SYNTHESIS OF FLOWS The dynamics of WTI oil are currently dominated by an acute geopolitical risk premium, linked to fears of a war in the Middle East involving Iran. This situation has triggered a violent BULLISH acceleration, materialized by a gain of +7.18% in yesterday's session. The current session shows a slight consolidation (-1.60%) on very low volumes (22% of the average), which looks like a digestive pause rather than a trend reversal. Flows are dictated by the fear of a major supply disruption, a narrative that overshadows any other consideration. Upward revisions of targets by banks like Goldman Sachs only validate and amplify this sentiment, while the negative impact on equity markets (flight-to-quality) confirms investors' perception of a stagflationary shock. STRUCTURE, TECHNICAL AND VOLUMETRIC Technically, WTI is in a powerful and established BULLISH trend, moving well above its 20-day ($75.08) and 200-day ($63.79) moving averages. However, the RSI(14) momentum indicator at 76.35 signals an extreme overbought condition. This does not invalidate the trend but significantly increases the risk of a short-term correction or consolidation. The psychological level of $100 has been tested and acts as an immediate resistance. The first relevant technical support is around $89.32 (the opening of yesterday's explosive candle). The low volume on the current intraday pullback suggests an absence of institutional selling pressure for the moment. SCENARIOS & CATALYSTS
BULLISH Scenario (55% probability): A direct military escalation in Iran or disruptions in the Strait of Hormuz would cause a supply shock. Oil would sustainably break through $100 to target the major resistance at $119.48. Catalyst: Confirmation of attacks, closure of sea lanes. Base Scenario (35% probability): The status quo prevails: high tensions and aggressive rhetoric without open conflict. Oil oscillates in a volatile range, mainly between $90 and $105, with the risk premium fluctuating according to the news. Catalyst: Maintaining tensions, additional sanctions. BEARISH Scenario (10% probability): An unexpected diplomatic de-escalation or a massive and coordinated release of strategic reserves (SPR) by consumer countries to calm prices. This would lead to a sharp contraction of the risk premium and a rapid correction towards the $75-80 zone. Catalyst: Announcement of an agreement, coordinated government intervention.
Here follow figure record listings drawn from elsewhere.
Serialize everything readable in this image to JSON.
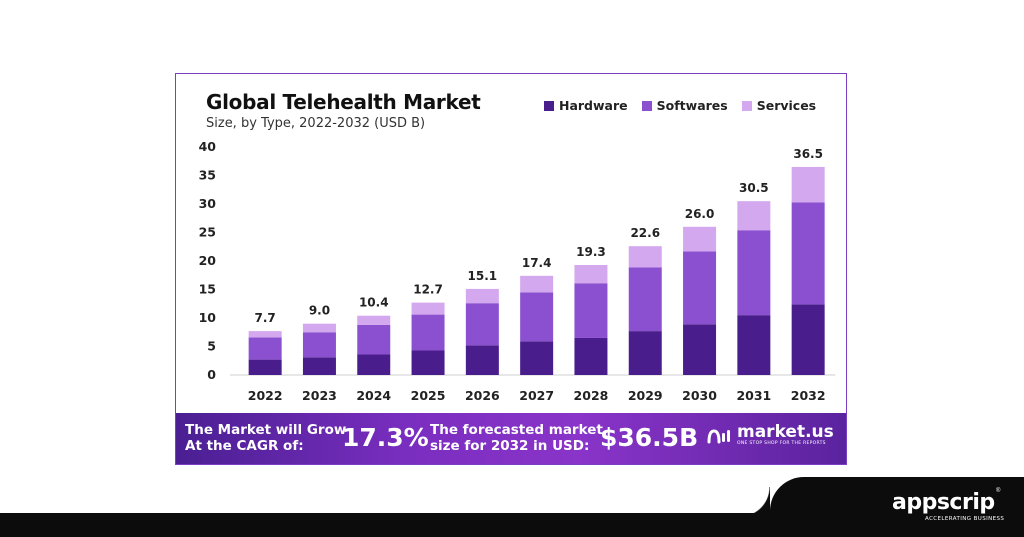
{
  "colors": {
    "hardware": "#4a1d8c",
    "softwares": "#8b50d0",
    "services": "#d4a8ee",
    "border": "#7b3fc4",
    "footer": "#0c0c0c"
  },
  "chart_data": {
    "type": "bar",
    "stacked": true,
    "title": "Global Telehealth Market",
    "subtitle": "Size, by Type, 2022-2032 (USD B)",
    "categories": [
      "2022",
      "2023",
      "2024",
      "2025",
      "2026",
      "2027",
      "2028",
      "2029",
      "2030",
      "2031",
      "2032"
    ],
    "series": [
      {
        "name": "Hardware",
        "values": [
          2.7,
          3.1,
          3.6,
          4.3,
          5.2,
          5.9,
          6.5,
          7.7,
          8.9,
          10.5,
          12.4
        ]
      },
      {
        "name": "Softwares",
        "values": [
          3.9,
          4.4,
          5.2,
          6.3,
          7.4,
          8.6,
          9.6,
          11.2,
          12.8,
          14.9,
          17.9
        ]
      },
      {
        "name": "Services",
        "values": [
          1.1,
          1.5,
          1.6,
          2.1,
          2.5,
          2.9,
          3.2,
          3.7,
          4.3,
          5.1,
          6.2
        ]
      }
    ],
    "totals": [
      "7.7",
      "9.0",
      "10.4",
      "12.7",
      "15.1",
      "17.4",
      "19.3",
      "22.6",
      "26.0",
      "30.5",
      "36.5"
    ],
    "yticks": [
      0,
      5,
      10,
      15,
      20,
      25,
      30,
      35,
      40
    ],
    "ylim": [
      0,
      40
    ],
    "legend_position": "top-right",
    "grid": false
  },
  "banner": {
    "cagr_label_1": "The Market will Grow",
    "cagr_label_2": "At the CAGR of:",
    "cagr_value": "17.3%",
    "forecast_label_1": "The forecasted market",
    "forecast_label_2": "size for 2032 in USD:",
    "forecast_value": "$36.5B",
    "logo_name": "market.us",
    "logo_tagline": "ONE STOP SHOP FOR THE REPORTS"
  },
  "footer": {
    "brand": "appscrip",
    "tagline": "ACCELERATING BUSINESS",
    "reg": "®"
  }
}
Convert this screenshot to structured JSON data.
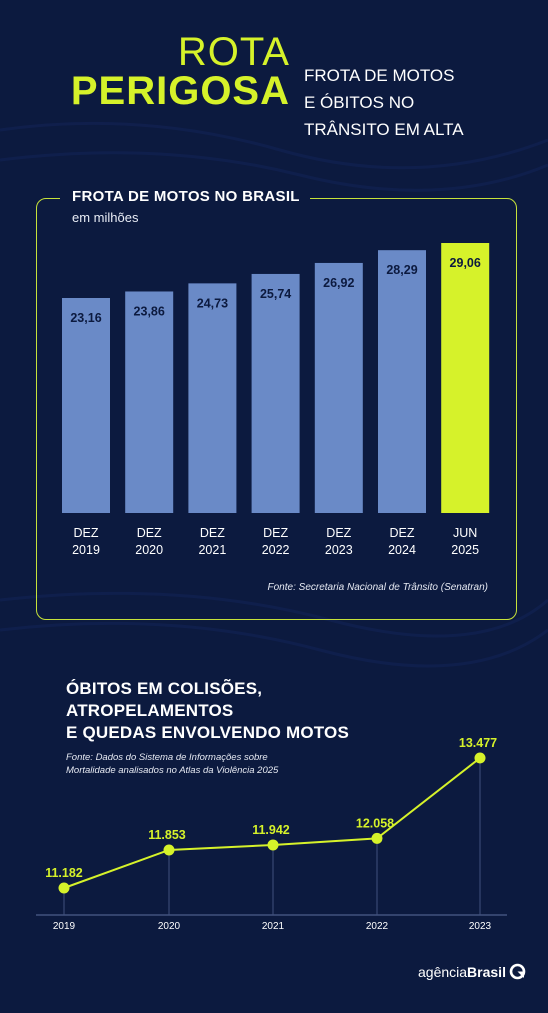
{
  "header": {
    "title_line1": "ROTA",
    "title_line2": "PERIGOSA",
    "subtitle_lines": [
      "FROTA DE MOTOS",
      "E ÓBITOS NO",
      "TRÂNSITO EM ALTA"
    ]
  },
  "colors": {
    "background": "#0c1a3f",
    "accent": "#d6f22a",
    "bar": "#6a8ac7",
    "bar_label": "#0c1a3f"
  },
  "chart_data": [
    {
      "type": "bar",
      "title": "FROTA DE MOTOS NO BRASIL",
      "subtitle": "em milhões",
      "categories": [
        [
          "DEZ",
          "2019"
        ],
        [
          "DEZ",
          "2020"
        ],
        [
          "DEZ",
          "2021"
        ],
        [
          "DEZ",
          "2022"
        ],
        [
          "DEZ",
          "2023"
        ],
        [
          "DEZ",
          "2024"
        ],
        [
          "JUN",
          "2025"
        ]
      ],
      "values": [
        23.16,
        23.86,
        24.73,
        25.74,
        26.92,
        28.29,
        29.06
      ],
      "value_labels": [
        "23,16",
        "23,86",
        "24,73",
        "25,74",
        "26,92",
        "28,29",
        "29,06"
      ],
      "highlight_index": 6,
      "source": "Fonte:  Secretaria Nacional de Trânsito (Senatran)"
    },
    {
      "type": "line",
      "title_lines": [
        "ÓBITOS EM COLISÕES,",
        "ATROPELAMENTOS",
        "E QUEDAS ENVOLVENDO MOTOS"
      ],
      "source_lines": [
        "Fonte:  Dados do Sistema de Informações sobre",
        "Mortalidade analisados no Atlas da Violência 2025"
      ],
      "x": [
        "2019",
        "2020",
        "2021",
        "2022",
        "2023"
      ],
      "values": [
        11182,
        11853,
        11942,
        12058,
        13477
      ],
      "value_labels": [
        "11.182",
        "11.853",
        "11.942",
        "12.058",
        "13.477"
      ]
    }
  ],
  "footer": {
    "logo_prefix": "agência",
    "logo_brand": "Brasil"
  }
}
AEGIS VERDICT In a market regime that can be described as CORRECTION for risk assets, where soaring oil prices weigh on equities, this BULLISH signal on WTI is purely fueled by geopolitical risk. The macro risk remains high, and the technical overbought condition imposes strict risk management. The R/R ratio of 3.84:1 is however very attractive and justifies a tactical exposure. We maintain a BULLISH bias as long as the key support in the $89 zone is not broken, while remaining aware of the risk of extreme volatility.